Six leçons apprises pendant la crise, l’exemple de Bobst

En coécriture avec Julien Laran, Head of Business Service Unit.

Bobst SA, 5’500 employés, est le leader mondial des machines à emballer, de la boîte pliante, au carton ondulé. La division Service représente 30 % de ces effectifs avec 1900 personnes dont 850 techniciens et ingénieurs de maintenance sur le terrain, auxquels s’ajoutent des équipes en support technique, vente et marketing, supply chain réparties sur 29 sites dans 22 pays. La division Service est en croissance ininterrompue depuis 2009. Voilà pour le contexte, quand tout va bien. Soudain la crise, avec son lot de panique, de stress, de problèmes de rapatriement sanitaire d’équipes dispersées dans des pays à risque, alors que les moyens de transport sont cloués au sol. Depuis, six mois ont passé ; il est temps de se poser la question de son management et des leçons apprises.
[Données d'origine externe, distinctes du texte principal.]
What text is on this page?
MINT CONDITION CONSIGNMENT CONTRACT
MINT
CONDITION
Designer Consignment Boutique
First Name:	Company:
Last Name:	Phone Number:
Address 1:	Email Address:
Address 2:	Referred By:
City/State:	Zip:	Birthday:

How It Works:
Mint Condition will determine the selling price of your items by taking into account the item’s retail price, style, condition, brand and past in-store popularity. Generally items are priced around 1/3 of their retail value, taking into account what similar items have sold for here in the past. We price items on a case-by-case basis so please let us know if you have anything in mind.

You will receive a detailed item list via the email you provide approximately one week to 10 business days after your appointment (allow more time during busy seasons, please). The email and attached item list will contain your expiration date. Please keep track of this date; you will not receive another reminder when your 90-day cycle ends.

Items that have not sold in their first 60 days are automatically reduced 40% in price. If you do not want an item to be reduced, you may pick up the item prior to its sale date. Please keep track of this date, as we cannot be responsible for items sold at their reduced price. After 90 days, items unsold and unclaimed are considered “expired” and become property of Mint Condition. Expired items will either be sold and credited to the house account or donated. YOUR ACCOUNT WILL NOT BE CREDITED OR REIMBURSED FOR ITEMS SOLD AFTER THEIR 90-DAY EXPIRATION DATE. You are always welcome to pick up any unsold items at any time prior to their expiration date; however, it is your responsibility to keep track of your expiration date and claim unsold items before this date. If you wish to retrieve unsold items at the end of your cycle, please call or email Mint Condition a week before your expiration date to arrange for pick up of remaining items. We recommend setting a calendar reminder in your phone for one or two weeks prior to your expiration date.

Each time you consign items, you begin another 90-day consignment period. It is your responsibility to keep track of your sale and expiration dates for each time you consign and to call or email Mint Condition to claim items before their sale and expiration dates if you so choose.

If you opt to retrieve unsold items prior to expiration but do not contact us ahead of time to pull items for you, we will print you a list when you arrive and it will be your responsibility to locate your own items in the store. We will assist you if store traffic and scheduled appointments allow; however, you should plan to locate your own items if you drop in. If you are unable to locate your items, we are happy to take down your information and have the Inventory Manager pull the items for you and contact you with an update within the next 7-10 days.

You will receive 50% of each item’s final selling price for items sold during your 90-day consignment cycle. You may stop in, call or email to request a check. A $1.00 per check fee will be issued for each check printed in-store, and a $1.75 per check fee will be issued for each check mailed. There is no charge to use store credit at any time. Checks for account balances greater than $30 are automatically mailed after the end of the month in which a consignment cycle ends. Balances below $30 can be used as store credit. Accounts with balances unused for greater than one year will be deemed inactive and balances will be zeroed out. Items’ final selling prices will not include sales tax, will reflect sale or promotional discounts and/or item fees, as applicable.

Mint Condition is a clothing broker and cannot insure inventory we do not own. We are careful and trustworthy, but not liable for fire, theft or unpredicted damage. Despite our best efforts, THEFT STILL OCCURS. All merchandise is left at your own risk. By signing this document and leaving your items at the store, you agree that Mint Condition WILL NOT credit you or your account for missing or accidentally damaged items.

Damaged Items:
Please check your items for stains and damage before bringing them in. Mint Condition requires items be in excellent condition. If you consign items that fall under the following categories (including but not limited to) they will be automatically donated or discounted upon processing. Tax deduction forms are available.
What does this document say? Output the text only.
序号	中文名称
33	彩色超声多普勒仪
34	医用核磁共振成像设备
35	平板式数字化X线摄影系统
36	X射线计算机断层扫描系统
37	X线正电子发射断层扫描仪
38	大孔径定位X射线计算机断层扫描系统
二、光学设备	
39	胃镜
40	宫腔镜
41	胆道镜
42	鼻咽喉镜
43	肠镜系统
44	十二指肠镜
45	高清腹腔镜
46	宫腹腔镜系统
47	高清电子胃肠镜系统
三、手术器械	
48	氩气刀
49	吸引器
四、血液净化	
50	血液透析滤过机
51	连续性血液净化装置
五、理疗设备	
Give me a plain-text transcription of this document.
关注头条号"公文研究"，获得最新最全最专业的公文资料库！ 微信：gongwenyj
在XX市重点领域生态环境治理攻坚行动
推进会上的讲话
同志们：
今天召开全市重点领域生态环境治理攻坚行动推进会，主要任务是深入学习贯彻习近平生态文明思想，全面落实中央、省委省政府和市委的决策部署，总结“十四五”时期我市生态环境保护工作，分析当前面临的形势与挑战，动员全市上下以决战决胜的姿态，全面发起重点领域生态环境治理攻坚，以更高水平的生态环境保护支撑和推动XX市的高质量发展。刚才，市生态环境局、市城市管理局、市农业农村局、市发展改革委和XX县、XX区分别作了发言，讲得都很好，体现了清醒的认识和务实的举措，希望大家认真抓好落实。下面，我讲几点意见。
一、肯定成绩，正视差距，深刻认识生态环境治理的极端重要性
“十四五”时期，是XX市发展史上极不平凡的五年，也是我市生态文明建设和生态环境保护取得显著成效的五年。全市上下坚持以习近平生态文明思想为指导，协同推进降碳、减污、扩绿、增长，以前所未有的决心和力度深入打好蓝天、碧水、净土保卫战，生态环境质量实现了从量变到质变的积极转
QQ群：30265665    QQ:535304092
Impératif n° 1 protéger la santé des équipes sur le terrain

C’est un impératif humain absolu pour sécuriser l’ensemble de l’organisation, bien au-delà des considérations économiques. Lorsque ce premier principe est défini, il fait partie des valeurs du management. Il permet de mettre en œuvre toute l’intelligence collective de l’organisation pour une cause humaine et de mobiliser les moyens nécessaires au rapatriement des collaborateurs en difficulté, le tout en quelques jours.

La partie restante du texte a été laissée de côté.